The results of logistic regression analysis confirmed that the main risk factors for infection of backyard flocks and contamination of environmental settings by avian influenza A were the types of live birds and the sanitary conditions of the premises. Namely, the circulation of AIV could become more severe by a mixture of diverse types of flocks or poor sanitary status of poultry nesting settings. This finding highlights the importance of cleaning and disinfecting of shelters to reduce contamination, which is usually ignored by flock owners. Wang et al. reported that contact of poultry with wild birds, neighboring backyard waterfowl, and purchases from local live bird markets were risk factors for backyard poultry infection in the Poyang lake region of China [36]. Studies conducted in Egypt and the state of Maryland, USA found that housing chickens and waterfowl together was associated with a higher virus prevalence and seroprevalence of subtype H5N1 in backyard poultry [37]. Biswas et al. also supported separating chickens and ducks at night as a protective measure against H7N9 infection of backyard chickens [38]. Therefore, there is a need to foster concern about mixing diverse flocks based on the evidence provided by these studies and our survey. Routine cleaning and disinfection of wet markets are obligatory in some areas, such as Hong Kong and Guangdong Province [25, 39]. However, there are no guidelines or regulations for the cleaning and disinfection of backyard poultry settings, where AIV generally occur as commonly as in LPMs, according to the results of this study. Thus, guidelines for the cleaning and disinfection of backyard settings are urged to improve sanitary conditions. Although the quantity of poultry was also found to be a risk factor for AIV prevalence in backyard flocks, it was marginally statistically significant in this study. This finding is important to construct a model, as the characteristics of the poultry premises (such as sanitary conditions and housing different species together) are more reasonable parameters than the quantity of birds to predict the risk of human infection.
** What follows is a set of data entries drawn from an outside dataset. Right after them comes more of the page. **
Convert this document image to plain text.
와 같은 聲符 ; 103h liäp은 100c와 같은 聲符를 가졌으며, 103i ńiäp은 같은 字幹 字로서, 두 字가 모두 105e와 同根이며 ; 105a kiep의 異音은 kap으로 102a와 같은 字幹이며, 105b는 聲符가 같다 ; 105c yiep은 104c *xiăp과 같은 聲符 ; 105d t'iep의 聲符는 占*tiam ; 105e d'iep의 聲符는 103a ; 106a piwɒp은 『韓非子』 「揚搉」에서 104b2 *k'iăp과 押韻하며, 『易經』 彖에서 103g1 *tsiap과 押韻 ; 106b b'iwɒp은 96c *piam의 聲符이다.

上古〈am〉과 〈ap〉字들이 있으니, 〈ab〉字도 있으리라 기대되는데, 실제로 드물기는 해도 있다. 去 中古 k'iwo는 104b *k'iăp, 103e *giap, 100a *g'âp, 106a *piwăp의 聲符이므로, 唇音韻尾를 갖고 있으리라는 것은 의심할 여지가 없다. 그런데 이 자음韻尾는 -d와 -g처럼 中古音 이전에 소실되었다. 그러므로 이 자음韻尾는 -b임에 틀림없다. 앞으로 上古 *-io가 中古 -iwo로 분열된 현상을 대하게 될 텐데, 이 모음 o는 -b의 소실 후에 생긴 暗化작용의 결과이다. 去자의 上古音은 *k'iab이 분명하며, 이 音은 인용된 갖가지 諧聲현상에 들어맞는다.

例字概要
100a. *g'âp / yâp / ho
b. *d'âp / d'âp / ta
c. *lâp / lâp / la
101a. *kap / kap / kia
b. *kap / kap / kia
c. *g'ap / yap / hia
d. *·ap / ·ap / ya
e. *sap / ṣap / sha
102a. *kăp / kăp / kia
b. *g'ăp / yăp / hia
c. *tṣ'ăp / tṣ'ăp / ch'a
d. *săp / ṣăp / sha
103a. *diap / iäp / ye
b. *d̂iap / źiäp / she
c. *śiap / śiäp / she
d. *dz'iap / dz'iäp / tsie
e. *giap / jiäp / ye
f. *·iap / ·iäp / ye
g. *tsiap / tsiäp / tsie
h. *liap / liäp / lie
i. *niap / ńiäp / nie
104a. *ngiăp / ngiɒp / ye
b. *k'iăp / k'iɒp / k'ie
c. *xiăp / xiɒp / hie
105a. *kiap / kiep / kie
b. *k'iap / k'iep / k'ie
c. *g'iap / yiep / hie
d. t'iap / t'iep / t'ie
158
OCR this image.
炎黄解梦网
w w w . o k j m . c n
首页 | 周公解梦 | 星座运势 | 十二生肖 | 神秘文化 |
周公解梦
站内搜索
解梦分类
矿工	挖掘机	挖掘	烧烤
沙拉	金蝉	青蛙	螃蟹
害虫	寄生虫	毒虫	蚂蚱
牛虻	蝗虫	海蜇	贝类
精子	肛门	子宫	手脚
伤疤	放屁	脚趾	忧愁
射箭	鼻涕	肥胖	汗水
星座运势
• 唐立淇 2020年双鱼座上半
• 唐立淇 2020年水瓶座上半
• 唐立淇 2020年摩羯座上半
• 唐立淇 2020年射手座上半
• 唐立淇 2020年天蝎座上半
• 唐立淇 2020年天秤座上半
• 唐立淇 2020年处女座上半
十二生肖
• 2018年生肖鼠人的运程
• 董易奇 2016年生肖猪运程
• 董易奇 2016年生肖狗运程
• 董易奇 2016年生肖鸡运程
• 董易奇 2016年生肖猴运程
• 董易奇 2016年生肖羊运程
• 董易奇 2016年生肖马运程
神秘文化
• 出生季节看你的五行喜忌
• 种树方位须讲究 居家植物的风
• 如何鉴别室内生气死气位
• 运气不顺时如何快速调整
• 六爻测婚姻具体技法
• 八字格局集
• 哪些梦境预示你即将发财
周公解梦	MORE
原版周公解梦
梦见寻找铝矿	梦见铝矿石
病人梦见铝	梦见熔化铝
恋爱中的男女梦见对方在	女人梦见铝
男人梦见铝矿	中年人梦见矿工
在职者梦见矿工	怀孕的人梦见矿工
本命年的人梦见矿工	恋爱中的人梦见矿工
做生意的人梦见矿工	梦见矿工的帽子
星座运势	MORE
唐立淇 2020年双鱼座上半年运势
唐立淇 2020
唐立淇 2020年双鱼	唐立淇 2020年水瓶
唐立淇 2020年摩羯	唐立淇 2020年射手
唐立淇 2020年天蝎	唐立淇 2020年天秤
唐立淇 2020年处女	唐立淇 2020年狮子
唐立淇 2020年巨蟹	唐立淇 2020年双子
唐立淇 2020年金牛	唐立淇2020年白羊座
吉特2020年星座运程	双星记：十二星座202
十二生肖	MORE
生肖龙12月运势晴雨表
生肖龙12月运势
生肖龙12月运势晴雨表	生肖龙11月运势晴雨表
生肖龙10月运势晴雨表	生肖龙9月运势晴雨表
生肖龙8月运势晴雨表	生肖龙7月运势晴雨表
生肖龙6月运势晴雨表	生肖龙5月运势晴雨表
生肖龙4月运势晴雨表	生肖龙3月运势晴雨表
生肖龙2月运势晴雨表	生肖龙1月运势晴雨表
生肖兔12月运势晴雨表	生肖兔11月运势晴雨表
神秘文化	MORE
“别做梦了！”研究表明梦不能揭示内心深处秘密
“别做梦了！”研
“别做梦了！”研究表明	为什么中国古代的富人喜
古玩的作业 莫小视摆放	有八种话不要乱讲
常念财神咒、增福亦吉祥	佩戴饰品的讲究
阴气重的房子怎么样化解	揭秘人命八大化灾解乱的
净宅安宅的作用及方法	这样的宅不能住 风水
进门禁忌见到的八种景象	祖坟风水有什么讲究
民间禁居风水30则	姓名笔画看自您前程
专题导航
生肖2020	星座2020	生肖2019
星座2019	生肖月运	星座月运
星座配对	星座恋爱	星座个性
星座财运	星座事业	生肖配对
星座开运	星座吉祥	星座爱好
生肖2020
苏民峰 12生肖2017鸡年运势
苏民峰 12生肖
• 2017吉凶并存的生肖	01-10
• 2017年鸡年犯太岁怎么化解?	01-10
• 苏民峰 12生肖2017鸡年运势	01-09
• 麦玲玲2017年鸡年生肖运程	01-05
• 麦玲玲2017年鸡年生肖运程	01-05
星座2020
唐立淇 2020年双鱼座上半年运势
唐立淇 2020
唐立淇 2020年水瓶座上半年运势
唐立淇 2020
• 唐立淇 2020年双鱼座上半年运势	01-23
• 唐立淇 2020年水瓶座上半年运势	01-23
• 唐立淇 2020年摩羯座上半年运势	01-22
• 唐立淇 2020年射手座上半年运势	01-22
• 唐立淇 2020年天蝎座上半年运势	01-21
This study has several limitations. First, the field investigation to identify risk factors for AIV infection was conducted in May 2017, outside of the influenza season in Zhejiang Province, which may have resulted in lower AIV positivity rates. Second, this was a cross-sectional survey, so the evidence to identify risk factors was relatively weaker than with an analytic design, such as with a cohort study. Third, the viability of AIV in positive samples was uncertain because the isolates were not cultured for confirmation.

Conclusions

By consecutive surveillance and field investigations, our study characterized the prevalence of avian influenza A and subtypes in backyard poultry flocks and environments in Zhejiang Province. Our data indicated that eastern and southern cities in Zhejiang Province should be classified as targeted areas for intervention because of their higher prevalence of AIV. Further, environmental contamination was demonstrated to be indicator of poultry infection of avian influenza A. We also found that the type of live birds was a risk factor, while the sanitary condition of the premise was a protective factor against AI contamination. These findings extend the current knowledge of AIV prevalence in backyard poultry in rural areas of Zhejiang Province and offer evidence for interventional policies and strategies to lower human infections in rural areas.